Aim  We used a novel approach to infer foraging areas of a central-place forager, the Steller sea lion (Eumetopias jubatus), by assessing changes in the temporal and spatial distribution patterns of sea lions at terrestrial sites. Specifically, our objectives were (1) to classify seasonal distribution patterns of Steller sea lions and (2) to determine to what extent the seasonal distribution of Steller sea lions is explained by seasonal concentrations of prey.

Location  Southeast Alaska, USA.

Methods  Steller sea lions of all age classes were counted monthly (2001–04) by aerial surveys at 28 terrestrial sites. Hierarchical cluster analysis and principal components analysis were used to classify seasonal distribution patterns of Steller sea lions at these terrestrial sites. We estimated the proportion of sea lions in the study area that were associated with each seasonal distribution pattern.

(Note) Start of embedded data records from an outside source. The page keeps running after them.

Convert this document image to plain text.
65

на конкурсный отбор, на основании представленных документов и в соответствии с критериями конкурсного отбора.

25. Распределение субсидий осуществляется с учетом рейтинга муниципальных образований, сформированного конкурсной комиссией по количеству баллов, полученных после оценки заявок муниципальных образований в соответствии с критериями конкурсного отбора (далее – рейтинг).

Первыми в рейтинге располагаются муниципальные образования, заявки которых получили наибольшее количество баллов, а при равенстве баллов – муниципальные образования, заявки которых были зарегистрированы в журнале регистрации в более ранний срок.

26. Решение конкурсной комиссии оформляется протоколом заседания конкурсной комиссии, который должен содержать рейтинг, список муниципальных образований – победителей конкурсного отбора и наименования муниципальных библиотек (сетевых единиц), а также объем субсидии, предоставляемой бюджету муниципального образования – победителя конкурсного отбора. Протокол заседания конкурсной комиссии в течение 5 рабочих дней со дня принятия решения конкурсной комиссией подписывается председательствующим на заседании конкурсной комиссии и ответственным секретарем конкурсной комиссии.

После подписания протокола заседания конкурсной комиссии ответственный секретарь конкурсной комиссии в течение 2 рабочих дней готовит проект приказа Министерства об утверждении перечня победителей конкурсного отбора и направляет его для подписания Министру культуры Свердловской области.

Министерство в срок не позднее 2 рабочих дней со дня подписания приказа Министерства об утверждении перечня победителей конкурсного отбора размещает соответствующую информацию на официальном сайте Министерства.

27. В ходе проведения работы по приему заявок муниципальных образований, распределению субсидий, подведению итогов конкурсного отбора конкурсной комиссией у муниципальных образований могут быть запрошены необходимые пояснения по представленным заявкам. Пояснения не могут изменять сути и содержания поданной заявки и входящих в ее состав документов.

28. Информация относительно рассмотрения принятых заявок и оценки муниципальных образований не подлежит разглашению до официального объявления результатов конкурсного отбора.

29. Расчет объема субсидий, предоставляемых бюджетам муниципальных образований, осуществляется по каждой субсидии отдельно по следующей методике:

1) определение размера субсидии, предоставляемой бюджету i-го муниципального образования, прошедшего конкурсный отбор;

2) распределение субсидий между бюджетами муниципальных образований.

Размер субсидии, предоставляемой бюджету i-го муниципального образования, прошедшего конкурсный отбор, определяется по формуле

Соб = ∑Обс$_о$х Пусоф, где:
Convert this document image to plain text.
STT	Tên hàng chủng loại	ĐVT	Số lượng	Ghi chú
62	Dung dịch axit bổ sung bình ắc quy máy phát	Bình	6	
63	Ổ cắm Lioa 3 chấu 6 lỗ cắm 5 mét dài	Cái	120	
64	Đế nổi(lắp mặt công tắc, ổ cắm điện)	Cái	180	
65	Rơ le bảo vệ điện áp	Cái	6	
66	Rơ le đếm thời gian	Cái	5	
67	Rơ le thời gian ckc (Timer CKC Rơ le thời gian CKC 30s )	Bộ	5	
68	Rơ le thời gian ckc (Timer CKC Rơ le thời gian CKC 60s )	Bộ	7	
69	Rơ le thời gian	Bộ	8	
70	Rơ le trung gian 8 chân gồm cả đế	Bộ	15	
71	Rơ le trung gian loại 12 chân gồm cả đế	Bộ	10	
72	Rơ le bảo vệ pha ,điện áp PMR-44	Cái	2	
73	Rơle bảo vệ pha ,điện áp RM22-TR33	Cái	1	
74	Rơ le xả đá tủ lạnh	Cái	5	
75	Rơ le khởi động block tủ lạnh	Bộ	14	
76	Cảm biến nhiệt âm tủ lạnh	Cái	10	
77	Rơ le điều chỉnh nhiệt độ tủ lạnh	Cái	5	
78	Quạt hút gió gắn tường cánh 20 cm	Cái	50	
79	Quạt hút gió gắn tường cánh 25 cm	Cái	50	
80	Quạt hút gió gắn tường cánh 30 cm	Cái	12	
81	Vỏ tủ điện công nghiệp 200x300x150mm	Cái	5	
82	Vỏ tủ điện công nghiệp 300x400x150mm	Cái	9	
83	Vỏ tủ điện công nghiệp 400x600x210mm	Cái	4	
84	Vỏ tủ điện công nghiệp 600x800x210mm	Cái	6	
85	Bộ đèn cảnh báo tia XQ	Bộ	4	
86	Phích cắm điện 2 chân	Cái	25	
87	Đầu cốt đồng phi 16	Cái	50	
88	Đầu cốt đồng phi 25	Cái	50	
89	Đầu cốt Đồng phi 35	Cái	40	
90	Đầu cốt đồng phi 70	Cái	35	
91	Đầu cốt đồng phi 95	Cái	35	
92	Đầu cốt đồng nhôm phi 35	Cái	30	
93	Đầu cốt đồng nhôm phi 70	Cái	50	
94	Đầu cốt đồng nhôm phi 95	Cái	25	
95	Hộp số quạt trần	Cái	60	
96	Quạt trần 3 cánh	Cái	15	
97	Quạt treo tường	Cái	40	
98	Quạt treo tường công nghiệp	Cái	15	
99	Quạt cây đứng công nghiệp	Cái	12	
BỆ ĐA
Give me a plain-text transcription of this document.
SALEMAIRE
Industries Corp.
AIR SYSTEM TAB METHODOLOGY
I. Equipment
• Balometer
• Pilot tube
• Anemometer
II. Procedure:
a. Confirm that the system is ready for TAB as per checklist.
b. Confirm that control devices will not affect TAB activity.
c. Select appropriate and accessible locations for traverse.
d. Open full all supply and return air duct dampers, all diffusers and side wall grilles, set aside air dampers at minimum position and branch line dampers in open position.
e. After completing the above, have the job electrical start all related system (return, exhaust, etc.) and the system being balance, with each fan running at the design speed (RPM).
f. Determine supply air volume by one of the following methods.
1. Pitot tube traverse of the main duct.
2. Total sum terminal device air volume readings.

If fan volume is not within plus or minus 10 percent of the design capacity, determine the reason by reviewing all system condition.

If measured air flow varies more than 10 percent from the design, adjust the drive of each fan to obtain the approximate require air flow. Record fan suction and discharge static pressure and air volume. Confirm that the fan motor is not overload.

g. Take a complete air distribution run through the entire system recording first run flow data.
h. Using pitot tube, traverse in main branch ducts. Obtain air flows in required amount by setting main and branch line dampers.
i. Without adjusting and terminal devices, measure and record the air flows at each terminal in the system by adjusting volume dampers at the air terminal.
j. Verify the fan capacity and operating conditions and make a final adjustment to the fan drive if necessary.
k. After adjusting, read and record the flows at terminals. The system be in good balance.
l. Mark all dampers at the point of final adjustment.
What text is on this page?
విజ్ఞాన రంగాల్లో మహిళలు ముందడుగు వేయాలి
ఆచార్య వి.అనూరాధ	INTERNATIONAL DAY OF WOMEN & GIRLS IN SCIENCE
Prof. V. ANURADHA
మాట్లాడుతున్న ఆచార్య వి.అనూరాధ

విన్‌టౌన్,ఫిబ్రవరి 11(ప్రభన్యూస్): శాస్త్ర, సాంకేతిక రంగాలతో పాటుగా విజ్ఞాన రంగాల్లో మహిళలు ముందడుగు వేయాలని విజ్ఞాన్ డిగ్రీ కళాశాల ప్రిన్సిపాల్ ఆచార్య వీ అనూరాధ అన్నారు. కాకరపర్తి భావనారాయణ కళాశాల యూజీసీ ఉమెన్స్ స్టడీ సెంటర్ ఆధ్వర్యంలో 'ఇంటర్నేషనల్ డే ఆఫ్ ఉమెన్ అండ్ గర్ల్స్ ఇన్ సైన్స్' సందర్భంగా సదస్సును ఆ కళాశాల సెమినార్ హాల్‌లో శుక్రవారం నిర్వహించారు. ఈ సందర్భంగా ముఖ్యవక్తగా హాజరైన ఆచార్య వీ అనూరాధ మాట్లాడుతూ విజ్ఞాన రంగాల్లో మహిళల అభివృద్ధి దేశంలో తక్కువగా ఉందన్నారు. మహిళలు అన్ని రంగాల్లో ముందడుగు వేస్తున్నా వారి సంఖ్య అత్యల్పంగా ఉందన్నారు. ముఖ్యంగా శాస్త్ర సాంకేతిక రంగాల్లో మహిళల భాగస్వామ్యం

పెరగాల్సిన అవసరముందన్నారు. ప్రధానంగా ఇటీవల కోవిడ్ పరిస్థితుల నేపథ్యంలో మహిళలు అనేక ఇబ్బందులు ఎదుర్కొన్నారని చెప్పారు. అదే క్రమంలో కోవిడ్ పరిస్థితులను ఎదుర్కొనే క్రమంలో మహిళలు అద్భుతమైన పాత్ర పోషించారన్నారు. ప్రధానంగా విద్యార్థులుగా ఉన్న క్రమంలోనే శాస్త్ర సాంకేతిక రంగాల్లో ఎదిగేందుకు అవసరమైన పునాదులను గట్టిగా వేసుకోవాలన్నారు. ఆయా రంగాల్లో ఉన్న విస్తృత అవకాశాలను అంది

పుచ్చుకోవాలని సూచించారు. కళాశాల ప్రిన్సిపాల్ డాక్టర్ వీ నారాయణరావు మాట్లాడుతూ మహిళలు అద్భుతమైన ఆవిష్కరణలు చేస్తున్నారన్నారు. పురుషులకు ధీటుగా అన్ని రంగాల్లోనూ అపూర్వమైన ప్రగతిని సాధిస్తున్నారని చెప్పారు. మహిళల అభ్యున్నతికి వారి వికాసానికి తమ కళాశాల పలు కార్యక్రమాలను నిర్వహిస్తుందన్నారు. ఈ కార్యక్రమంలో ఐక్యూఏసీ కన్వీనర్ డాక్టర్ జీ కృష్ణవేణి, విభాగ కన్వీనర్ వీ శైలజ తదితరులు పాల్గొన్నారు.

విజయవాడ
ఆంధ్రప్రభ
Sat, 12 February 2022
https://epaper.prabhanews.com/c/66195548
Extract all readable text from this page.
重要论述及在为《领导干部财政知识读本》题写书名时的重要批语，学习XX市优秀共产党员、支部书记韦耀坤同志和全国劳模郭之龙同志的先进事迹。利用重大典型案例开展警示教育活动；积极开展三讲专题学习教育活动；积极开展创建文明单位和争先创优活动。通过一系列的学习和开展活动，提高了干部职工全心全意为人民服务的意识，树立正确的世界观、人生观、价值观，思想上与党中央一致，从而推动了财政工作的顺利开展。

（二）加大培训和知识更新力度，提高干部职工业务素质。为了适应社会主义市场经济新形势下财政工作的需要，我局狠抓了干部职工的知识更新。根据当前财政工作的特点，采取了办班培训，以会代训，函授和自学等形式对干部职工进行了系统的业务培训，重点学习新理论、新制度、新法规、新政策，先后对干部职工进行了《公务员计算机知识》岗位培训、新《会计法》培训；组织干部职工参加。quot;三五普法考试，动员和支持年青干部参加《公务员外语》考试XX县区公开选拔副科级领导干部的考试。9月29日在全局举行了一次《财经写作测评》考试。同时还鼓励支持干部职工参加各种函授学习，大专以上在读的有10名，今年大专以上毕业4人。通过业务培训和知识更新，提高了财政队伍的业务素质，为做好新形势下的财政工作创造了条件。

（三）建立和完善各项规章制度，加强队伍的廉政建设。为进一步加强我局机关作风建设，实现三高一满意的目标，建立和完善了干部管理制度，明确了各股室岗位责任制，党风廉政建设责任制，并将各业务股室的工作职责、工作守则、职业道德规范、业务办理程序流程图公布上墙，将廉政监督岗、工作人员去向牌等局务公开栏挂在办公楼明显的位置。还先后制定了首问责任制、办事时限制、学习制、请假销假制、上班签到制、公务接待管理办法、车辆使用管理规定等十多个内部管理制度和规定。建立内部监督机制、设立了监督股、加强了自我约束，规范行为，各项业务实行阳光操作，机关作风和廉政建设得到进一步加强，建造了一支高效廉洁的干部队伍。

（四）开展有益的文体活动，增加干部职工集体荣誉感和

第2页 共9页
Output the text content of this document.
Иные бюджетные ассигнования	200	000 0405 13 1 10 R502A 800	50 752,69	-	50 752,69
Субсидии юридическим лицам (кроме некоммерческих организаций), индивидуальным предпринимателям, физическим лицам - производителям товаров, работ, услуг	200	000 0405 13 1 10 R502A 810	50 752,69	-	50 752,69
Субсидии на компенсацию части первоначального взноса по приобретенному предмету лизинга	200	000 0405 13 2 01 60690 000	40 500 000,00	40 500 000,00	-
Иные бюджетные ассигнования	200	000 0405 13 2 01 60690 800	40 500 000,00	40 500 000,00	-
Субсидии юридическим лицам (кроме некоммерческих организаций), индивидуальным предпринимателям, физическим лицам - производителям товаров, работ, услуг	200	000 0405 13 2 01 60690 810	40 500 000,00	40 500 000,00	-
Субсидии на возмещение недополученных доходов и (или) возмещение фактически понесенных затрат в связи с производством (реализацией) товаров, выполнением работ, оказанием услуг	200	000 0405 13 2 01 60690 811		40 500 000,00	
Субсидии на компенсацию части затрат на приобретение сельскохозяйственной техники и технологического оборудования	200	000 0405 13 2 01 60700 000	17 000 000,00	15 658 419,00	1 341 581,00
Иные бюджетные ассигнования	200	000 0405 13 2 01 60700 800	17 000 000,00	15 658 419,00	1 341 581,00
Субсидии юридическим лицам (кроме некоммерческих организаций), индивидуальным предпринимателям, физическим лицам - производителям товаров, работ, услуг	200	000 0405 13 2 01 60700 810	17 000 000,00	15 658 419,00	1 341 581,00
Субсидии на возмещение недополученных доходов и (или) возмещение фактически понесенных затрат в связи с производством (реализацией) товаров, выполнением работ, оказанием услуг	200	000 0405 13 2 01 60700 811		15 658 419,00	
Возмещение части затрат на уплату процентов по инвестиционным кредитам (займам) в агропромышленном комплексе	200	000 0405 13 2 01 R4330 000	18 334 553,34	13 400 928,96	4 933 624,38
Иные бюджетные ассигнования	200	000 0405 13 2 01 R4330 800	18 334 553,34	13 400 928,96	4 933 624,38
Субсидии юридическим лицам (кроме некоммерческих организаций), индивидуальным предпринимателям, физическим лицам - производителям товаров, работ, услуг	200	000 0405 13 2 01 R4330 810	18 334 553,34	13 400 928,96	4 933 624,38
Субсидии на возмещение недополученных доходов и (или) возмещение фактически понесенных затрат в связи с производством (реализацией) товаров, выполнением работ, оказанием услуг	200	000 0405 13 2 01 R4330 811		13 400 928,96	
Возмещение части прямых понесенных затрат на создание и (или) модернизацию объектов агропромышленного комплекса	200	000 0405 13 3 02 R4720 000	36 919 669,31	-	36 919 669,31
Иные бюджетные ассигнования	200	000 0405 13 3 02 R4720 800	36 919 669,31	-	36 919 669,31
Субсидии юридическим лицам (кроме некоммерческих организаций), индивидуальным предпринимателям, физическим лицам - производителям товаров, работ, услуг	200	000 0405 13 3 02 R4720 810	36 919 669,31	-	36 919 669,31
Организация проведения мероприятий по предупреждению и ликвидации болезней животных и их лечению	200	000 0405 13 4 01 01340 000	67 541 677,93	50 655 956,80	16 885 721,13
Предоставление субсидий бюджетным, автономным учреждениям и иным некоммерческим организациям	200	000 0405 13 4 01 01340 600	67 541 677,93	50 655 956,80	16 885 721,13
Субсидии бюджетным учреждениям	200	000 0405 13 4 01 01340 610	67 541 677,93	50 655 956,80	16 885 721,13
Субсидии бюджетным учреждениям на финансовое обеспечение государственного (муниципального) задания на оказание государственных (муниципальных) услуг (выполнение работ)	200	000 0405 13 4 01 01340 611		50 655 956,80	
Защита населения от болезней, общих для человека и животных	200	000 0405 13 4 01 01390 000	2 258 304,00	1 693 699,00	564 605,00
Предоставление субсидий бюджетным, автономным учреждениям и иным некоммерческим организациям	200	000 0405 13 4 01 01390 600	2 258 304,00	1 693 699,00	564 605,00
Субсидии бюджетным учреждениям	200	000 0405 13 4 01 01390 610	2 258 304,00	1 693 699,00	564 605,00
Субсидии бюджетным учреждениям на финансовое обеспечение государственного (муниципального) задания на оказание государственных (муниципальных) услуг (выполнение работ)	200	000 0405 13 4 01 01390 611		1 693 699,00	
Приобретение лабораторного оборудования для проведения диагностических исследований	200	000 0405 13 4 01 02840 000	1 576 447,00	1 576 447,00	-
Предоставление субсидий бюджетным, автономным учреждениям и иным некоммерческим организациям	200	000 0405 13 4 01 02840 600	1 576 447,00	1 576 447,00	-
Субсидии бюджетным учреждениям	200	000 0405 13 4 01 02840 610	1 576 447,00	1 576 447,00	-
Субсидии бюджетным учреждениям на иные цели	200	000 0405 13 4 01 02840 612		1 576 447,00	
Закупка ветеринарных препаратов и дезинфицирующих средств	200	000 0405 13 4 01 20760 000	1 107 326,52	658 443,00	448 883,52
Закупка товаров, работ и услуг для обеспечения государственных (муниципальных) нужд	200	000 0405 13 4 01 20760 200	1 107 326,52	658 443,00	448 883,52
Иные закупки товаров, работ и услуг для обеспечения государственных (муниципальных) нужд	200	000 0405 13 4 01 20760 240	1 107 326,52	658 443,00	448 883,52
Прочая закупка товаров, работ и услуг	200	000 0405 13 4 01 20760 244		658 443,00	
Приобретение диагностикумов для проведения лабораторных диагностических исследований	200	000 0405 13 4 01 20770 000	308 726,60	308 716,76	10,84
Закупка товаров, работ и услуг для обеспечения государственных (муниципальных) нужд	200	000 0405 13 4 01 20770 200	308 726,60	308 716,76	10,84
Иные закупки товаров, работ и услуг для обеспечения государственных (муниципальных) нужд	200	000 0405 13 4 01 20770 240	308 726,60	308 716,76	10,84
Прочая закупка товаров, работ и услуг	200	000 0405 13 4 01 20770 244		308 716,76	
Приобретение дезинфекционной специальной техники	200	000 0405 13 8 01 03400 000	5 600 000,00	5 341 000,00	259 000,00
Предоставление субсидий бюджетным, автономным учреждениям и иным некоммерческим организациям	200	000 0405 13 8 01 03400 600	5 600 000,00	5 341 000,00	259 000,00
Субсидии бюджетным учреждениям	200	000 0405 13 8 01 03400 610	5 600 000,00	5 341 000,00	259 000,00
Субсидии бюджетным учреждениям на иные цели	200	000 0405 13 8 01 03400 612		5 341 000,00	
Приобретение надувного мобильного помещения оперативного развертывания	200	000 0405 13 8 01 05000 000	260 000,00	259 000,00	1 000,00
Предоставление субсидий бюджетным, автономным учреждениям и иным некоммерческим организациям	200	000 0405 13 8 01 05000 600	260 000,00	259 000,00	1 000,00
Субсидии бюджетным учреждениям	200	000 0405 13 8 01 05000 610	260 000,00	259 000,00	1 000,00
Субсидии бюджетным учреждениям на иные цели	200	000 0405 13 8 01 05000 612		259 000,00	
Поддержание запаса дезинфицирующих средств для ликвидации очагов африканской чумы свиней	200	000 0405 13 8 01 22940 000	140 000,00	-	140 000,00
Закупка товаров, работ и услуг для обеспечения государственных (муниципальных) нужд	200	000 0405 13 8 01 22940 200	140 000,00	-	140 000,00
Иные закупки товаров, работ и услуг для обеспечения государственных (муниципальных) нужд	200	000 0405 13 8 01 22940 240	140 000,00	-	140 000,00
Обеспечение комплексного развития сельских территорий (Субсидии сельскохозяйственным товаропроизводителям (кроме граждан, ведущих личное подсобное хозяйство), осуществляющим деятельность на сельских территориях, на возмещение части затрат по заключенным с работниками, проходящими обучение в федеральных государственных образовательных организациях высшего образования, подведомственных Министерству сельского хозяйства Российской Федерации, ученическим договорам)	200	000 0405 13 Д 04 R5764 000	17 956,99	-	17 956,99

Results  Multivariate ordination techniques revealed four distinct seasonal distributional patterns. During December, 55% of the sea lions in the study area were found at Type 1 sites, located near over-wintering herring aggregations. During May, 56% of sea lions were found at Type 2 sites, near aggregations of spring-spawning forage fish. In July, 78% of sea lions were found at Type 3 sites, near summer migratory corridors of salmon. During September, 44% of sea lions were found at Type 4 sites, near autumn migratory corridors of salmon.

Main conclusions  Seasonal attendance patterns of sea lions were commonly associated with the seasonal availability of prey species near terrestrial sites and reflected seasonal foraging patterns of Steller sea lions in Southeast Alaska. A reasonable annual foraging strategy for Steller sea lions is to forage on herring (Clupea pallasii) aggregations in winter, spawning aggregations of forage fish in spring, salmon (Oncorhynchus spp.) in summer and autumn, and pollock (Theragra chalcogramma) and Pacific hake (Merluccius productus) throughout the year. The seasonal use of haulouts by sea lions and ultimately haulout-specific foraging patterns of Steller sea lions depend in part upon seasonally available prey species in each region.